The Pokemon Go bubble doesn’t show any signs of bursting right now, though it already has for Nintendo.
Two weeks ago, we reported that Nintendo’s shares had risen sharply due to the popularity of the augmented reality phenomenon, which recently hit iOS and Android smartphones. This was in spite of the fact that Nintendo itself doesn’t actually own the franchise. The IP really belongs to The Pokemon Company, which was formed from a joint investment between not only the Mario maker but also Game Freak and Creatures. As such, the actual profit Nintendo will make from the app’s success is drastically reduced. Others are finally starting to grasp that fact.

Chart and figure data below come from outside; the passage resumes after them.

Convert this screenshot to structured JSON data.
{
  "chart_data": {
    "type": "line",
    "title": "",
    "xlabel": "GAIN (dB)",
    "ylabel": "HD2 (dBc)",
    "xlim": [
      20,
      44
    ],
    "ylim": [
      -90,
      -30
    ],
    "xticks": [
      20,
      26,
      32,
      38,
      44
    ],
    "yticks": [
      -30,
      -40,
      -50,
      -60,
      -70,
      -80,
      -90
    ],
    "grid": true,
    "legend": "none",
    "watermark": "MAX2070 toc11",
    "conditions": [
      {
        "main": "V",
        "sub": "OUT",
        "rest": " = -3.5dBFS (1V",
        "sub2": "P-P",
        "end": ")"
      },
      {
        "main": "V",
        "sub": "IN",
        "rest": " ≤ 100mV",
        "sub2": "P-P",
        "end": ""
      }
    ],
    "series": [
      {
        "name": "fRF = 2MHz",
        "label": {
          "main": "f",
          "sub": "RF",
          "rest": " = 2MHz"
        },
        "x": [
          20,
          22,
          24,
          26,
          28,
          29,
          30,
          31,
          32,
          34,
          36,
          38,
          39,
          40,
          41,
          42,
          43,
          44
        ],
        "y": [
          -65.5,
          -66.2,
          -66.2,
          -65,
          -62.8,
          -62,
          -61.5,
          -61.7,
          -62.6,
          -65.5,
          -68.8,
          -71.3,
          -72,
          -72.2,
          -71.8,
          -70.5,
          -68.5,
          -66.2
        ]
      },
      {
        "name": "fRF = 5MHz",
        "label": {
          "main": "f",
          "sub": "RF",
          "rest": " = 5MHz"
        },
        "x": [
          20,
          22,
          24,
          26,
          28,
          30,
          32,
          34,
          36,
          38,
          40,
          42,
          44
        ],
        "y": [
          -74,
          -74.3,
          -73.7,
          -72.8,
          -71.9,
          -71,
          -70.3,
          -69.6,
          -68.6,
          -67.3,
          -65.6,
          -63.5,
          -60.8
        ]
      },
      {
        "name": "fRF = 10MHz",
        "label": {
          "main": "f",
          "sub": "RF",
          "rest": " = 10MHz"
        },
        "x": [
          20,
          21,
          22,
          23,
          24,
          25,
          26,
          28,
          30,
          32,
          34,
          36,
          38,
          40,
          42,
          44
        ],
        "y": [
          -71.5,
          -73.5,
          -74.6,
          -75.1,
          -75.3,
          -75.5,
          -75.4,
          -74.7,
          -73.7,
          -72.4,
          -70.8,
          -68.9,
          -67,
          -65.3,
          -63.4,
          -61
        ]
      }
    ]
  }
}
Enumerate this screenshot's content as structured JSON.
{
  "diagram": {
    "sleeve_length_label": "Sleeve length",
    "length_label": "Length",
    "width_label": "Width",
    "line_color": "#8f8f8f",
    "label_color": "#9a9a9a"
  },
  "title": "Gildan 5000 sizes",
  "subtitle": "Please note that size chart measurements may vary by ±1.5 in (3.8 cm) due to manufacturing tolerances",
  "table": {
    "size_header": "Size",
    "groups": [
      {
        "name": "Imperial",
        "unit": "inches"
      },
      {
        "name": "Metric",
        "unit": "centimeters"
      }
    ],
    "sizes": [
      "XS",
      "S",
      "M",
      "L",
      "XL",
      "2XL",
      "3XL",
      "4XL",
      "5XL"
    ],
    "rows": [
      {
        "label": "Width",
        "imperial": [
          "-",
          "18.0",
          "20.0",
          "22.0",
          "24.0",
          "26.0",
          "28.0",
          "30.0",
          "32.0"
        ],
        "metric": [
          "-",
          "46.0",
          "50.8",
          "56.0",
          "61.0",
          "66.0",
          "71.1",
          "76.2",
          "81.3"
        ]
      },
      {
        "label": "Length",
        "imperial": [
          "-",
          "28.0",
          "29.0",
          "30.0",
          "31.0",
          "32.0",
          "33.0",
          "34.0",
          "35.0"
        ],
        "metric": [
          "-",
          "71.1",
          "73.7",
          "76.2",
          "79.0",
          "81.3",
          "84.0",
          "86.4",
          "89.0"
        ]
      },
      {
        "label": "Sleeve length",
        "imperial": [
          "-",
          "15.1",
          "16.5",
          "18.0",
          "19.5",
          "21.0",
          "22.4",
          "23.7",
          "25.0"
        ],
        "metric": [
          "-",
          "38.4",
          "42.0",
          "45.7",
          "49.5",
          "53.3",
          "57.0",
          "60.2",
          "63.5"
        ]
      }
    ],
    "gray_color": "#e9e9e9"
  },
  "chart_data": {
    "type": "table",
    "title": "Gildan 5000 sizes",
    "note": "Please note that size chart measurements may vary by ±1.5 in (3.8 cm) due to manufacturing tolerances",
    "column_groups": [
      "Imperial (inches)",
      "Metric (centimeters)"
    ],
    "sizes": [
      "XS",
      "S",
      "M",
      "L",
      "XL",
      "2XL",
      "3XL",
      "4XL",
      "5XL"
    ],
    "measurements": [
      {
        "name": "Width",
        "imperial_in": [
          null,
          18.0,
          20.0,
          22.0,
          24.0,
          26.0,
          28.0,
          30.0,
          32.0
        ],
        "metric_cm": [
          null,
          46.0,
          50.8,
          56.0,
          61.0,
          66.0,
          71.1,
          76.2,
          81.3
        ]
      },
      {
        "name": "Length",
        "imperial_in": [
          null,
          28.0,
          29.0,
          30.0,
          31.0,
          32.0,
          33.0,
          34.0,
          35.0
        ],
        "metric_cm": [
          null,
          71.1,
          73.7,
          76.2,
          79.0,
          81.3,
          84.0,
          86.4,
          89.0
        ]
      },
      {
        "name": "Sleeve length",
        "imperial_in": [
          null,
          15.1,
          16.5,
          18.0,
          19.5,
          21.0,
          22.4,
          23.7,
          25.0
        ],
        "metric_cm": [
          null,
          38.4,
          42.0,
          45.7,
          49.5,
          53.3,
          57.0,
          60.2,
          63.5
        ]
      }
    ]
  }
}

Nintendo put out a statement last Friday clarifying that Pokemon Go would have a “limited” impact on the company’s “consolidated business results”. As a result, The Guardian reports that the company’s shares have fallen 17% today. That’s a sharp drop but it’s also important to point out that these shares rose far higher than they’ve fallen thus far, so it could be that Nintendo still comes out of this on a positive note, especially as Pokemon Go continues to grow in popularity with its recent launch in Japan.
Still, this may be a sign of things to come. Nintendo is planning to embrace smart devices with its own stable of IP and we can see a Super Mario game or something along those lines easily having a similar sort of impact on the market, AR or not. As for VR? The company remains coy on if it could be working on its own headset, recently confirming that it was indeed looking into the tech but not commenting on the rumors that its upcoming console, codenamed NX, could support it. It’s due for release early next year so hopefully we’ll find out soon.
Pokemon Go, meanwhile, continues to make headlines thanks to the sheer amount of people playing it. Niantic’s game has recaptured the spirit of franchise’s beginnings. Long may it reign.